One potentially confusing part of this quality measure is the timing of the Pain Screening requirements. In the Hospice Quality Reporting Program Current Measures, CMS describes the Pain Screening Measure as the percentage of patient stays during which the patient was screened for pain during the initial nursing assessment. CMS goes on to say that this should be done within two days of admission to hospice. The apparent discrepancy between the initial nursing assessment and two days is explained by the Conditions of Participation for timing of the initial RN assessment.

The State Operations Manual Appendix M – Guidance to Surveyors: Hospice states that the agency must complete an initial assessment within 48 hours of the election of hospice care. For most agencies, the election date and date when the initial RN assessment is completed are the same, but there is an option for the RN to complete the initial assessment within 48 hours of the election. Best practice for meeting the timing requirements for the Pain Screening quality measure would be to complete the Pain Screening on the initial RN assessment for the patient, whether it is scheduled for the same day as the election date or within 48 hours of the election.
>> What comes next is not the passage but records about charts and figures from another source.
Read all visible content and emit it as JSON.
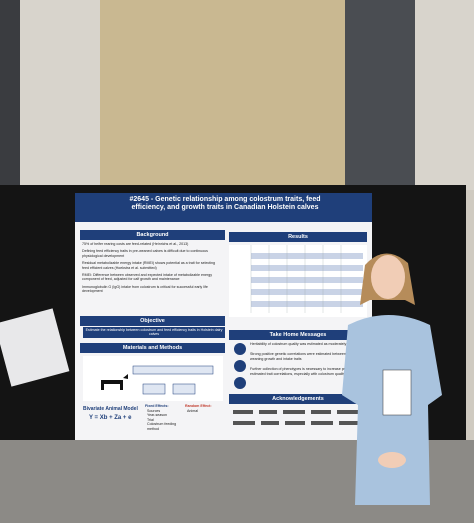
{
  "poster": {
    "title": "#2645 - Genetic relationship among colostrum traits, feed efficiency, and growth traits in Canadian Holstein calves",
    "background": {
      "heading": "Background",
      "bullets": [
        "75% of heifer rearing costs are feed-related (Heinrichs et al., 2013)",
        "Defining feed efficiency traits in pre-weaned calves is difficult due to continuous physiological development",
        "Residual metabolizable energy intake (RMEI) shows potential as a trait for selecting feed efficient calves (Hoekstra et al. submitted)",
        "RMEI: Difference between observed and expected intake of metabolizable energy component of feed, adjusted for calf growth and maintenance",
        "Immunoglobulin G (IgG) intake from colostrum is critical for successful early life development"
      ]
    },
    "objective": {
      "heading": "Objective",
      "text": "Estimate the relationship between colostrum and feed efficiency traits in Holstein dairy calves"
    },
    "methods": {
      "heading": "Materials and Methods",
      "model_name": "Bivariate Animal Model",
      "equation": "Y = Xb + Za + e",
      "fixed_heading": "Fixed Effects:",
      "fixed": [
        "Sources",
        "Year-season",
        "Trial",
        "Colostrum feeding method"
      ],
      "random_heading": "Random Effect:",
      "random": [
        "Animal"
      ]
    },
    "results": {
      "heading": "Results"
    },
    "take_home": {
      "heading": "Take Home Messages",
      "messages": [
        "Heritability of colostrum quality was estimated as moderately high",
        "Strong positive genetic correlations were estimated between pre-weaning growth and intake traits",
        "Further collection of phenotypes is necessary to increase precision of estimated trait correlations, especially with colostrum quality"
      ]
    },
    "acknowledgements": {
      "heading": "Acknowledgements"
    }
  }
}
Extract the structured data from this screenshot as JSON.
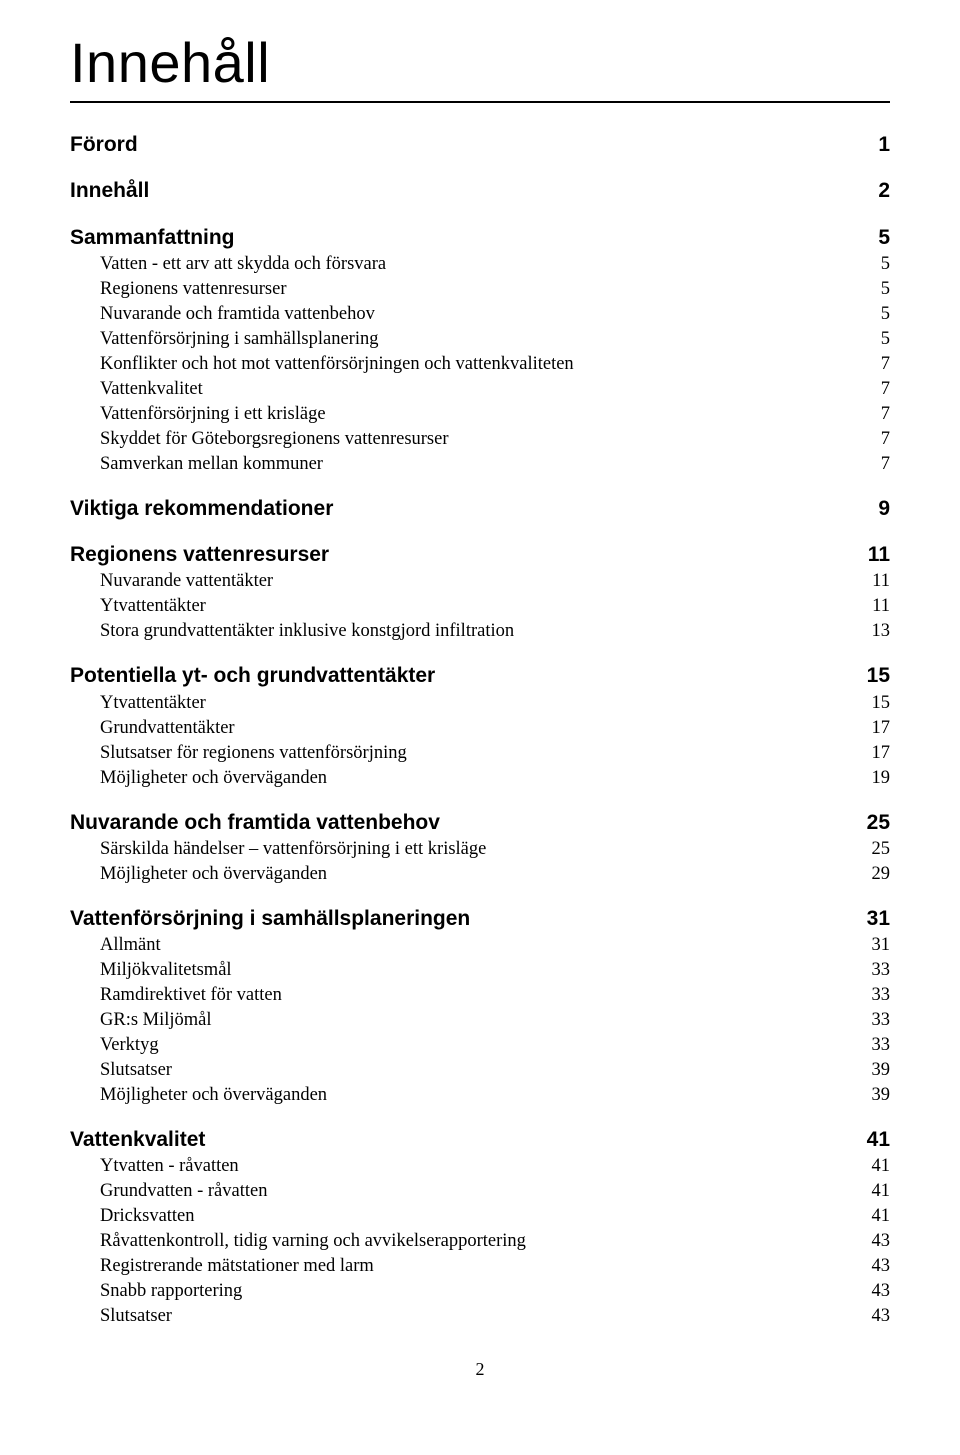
{
  "page_title": "Innehåll",
  "footer_page_number": "2",
  "sections": [
    {
      "title": "Förord",
      "page": "1",
      "items": []
    },
    {
      "title": "Innehåll",
      "page": "2",
      "items": []
    },
    {
      "title": "Sammanfattning",
      "page": "5",
      "items": [
        {
          "label": "Vatten - ett arv att skydda och försvara",
          "page": "5"
        },
        {
          "label": "Regionens vattenresurser",
          "page": "5"
        },
        {
          "label": "Nuvarande och framtida vattenbehov",
          "page": "5"
        },
        {
          "label": "Vattenförsörjning i samhällsplanering",
          "page": "5"
        },
        {
          "label": "Konflikter och hot mot vattenförsörjningen och vattenkvaliteten",
          "page": "7"
        },
        {
          "label": "Vattenkvalitet",
          "page": "7"
        },
        {
          "label": "Vattenförsörjning i ett krisläge",
          "page": "7"
        },
        {
          "label": "Skyddet för Göteborgsregionens vattenresurser",
          "page": "7"
        },
        {
          "label": "Samverkan mellan kommuner",
          "page": "7"
        }
      ]
    },
    {
      "title": "Viktiga rekommendationer",
      "page": "9",
      "items": []
    },
    {
      "title": "Regionens vattenresurser",
      "page": "11",
      "items": [
        {
          "label": "Nuvarande vattentäkter",
          "page": "11"
        },
        {
          "label": "Ytvattentäkter",
          "page": "11"
        },
        {
          "label": "Stora grundvattentäkter inklusive konstgjord infiltration",
          "page": "13"
        }
      ]
    },
    {
      "title": "Potentiella yt- och grundvattentäkter",
      "page": "15",
      "items": [
        {
          "label": "Ytvattentäkter",
          "page": "15"
        },
        {
          "label": "Grundvattentäkter",
          "page": "17"
        },
        {
          "label": "Slutsatser för regionens vattenförsörjning",
          "page": "17"
        },
        {
          "label": "Möjligheter och överväganden",
          "page": "19"
        }
      ]
    },
    {
      "title": "Nuvarande och framtida vattenbehov",
      "page": "25",
      "items": [
        {
          "label": "Särskilda händelser – vattenförsörjning i ett krisläge",
          "page": "25"
        },
        {
          "label": "Möjligheter och överväganden",
          "page": "29"
        }
      ]
    },
    {
      "title": "Vattenförsörjning i samhällsplaneringen",
      "page": "31",
      "items": [
        {
          "label": "Allmänt",
          "page": "31"
        },
        {
          "label": "Miljökvalitetsmål",
          "page": "33"
        },
        {
          "label": "Ramdirektivet för vatten",
          "page": "33"
        },
        {
          "label": "GR:s Miljömål",
          "page": "33"
        },
        {
          "label": "Verktyg",
          "page": "33"
        },
        {
          "label": "Slutsatser",
          "page": "39"
        },
        {
          "label": "Möjligheter och överväganden",
          "page": "39"
        }
      ]
    },
    {
      "title": "Vattenkvalitet",
      "page": "41",
      "items": [
        {
          "label": "Ytvatten - råvatten",
          "page": "41"
        },
        {
          "label": "Grundvatten - råvatten",
          "page": "41"
        },
        {
          "label": "Dricksvatten",
          "page": "41"
        },
        {
          "label": "Råvattenkontroll, tidig varning och avvikelserapportering",
          "page": "43"
        },
        {
          "label": "Registrerande mätstationer med larm",
          "page": "43"
        },
        {
          "label": "Snabb rapportering",
          "page": "43"
        },
        {
          "label": "Slutsatser",
          "page": "43"
        }
      ]
    }
  ]
}
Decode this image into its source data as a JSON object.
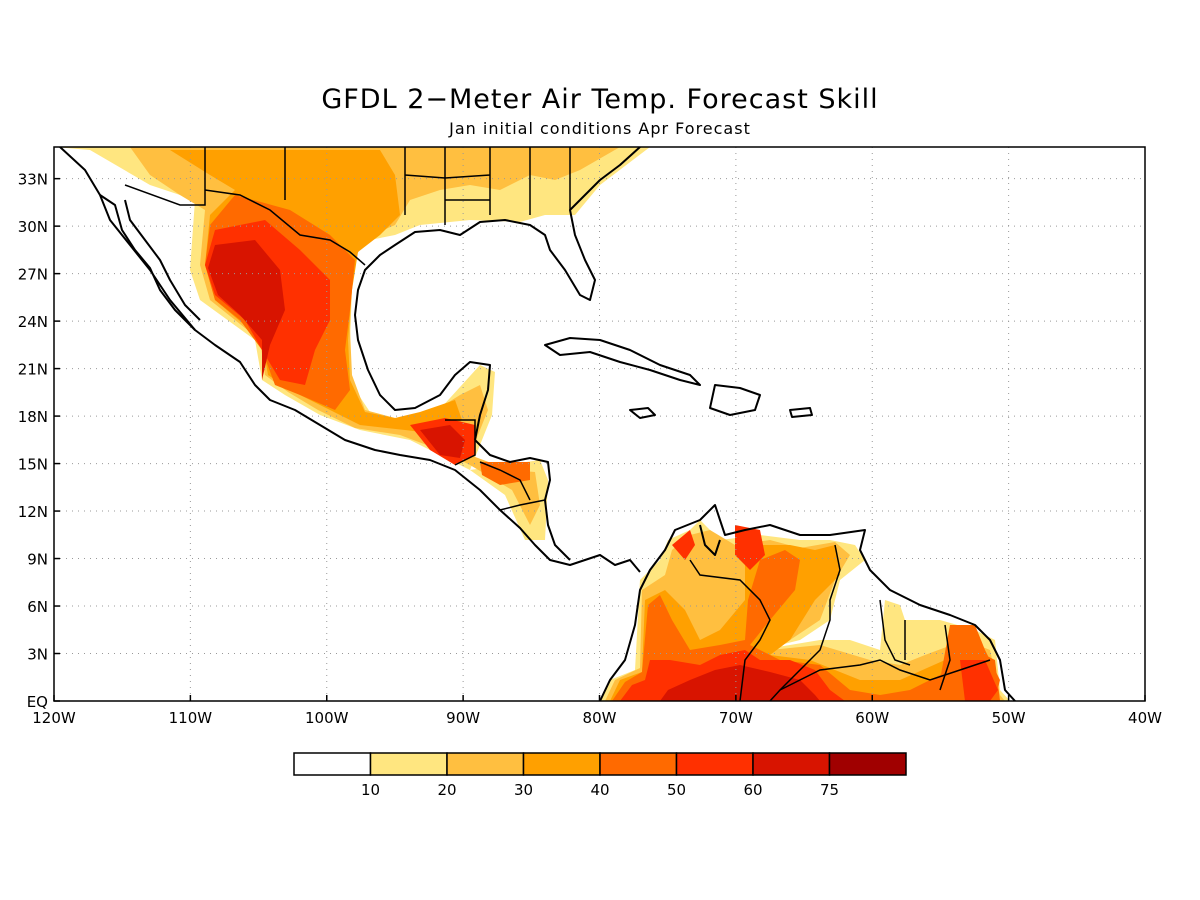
{
  "title": "GFDL 2−Meter Air Temp. Forecast Skill",
  "subtitle": "Jan initial conditions  Apr Forecast",
  "map": {
    "lon_range": [
      -120,
      -40
    ],
    "lat_range": [
      0,
      35
    ],
    "x_ticks": [
      "120W",
      "110W",
      "100W",
      "90W",
      "80W",
      "70W",
      "60W",
      "50W",
      "40W"
    ],
    "y_ticks": [
      "EQ",
      "3N",
      "6N",
      "9N",
      "12N",
      "15N",
      "18N",
      "21N",
      "24N",
      "27N",
      "30N",
      "33N"
    ],
    "grid": "dotted"
  },
  "colorbar": {
    "labels": [
      "10",
      "20",
      "30",
      "40",
      "50",
      "60",
      "75"
    ],
    "colors": [
      "#ffffff",
      "#ffe680",
      "#ffbf40",
      "#ffa000",
      "#ff6a00",
      "#ff3000",
      "#d81400",
      "#a00000"
    ]
  }
}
Remember, if you are the person responsible for approving the Admission HIS prior to submission, take the time to read the clinical documentation in the hospice software prior to submission. The clinician may have documented items that are key to the pain screening measure in the narrative sections of the notes, and HIS allows for changing of the responses in the HIS document based on information found in other areas of the clinical documentation.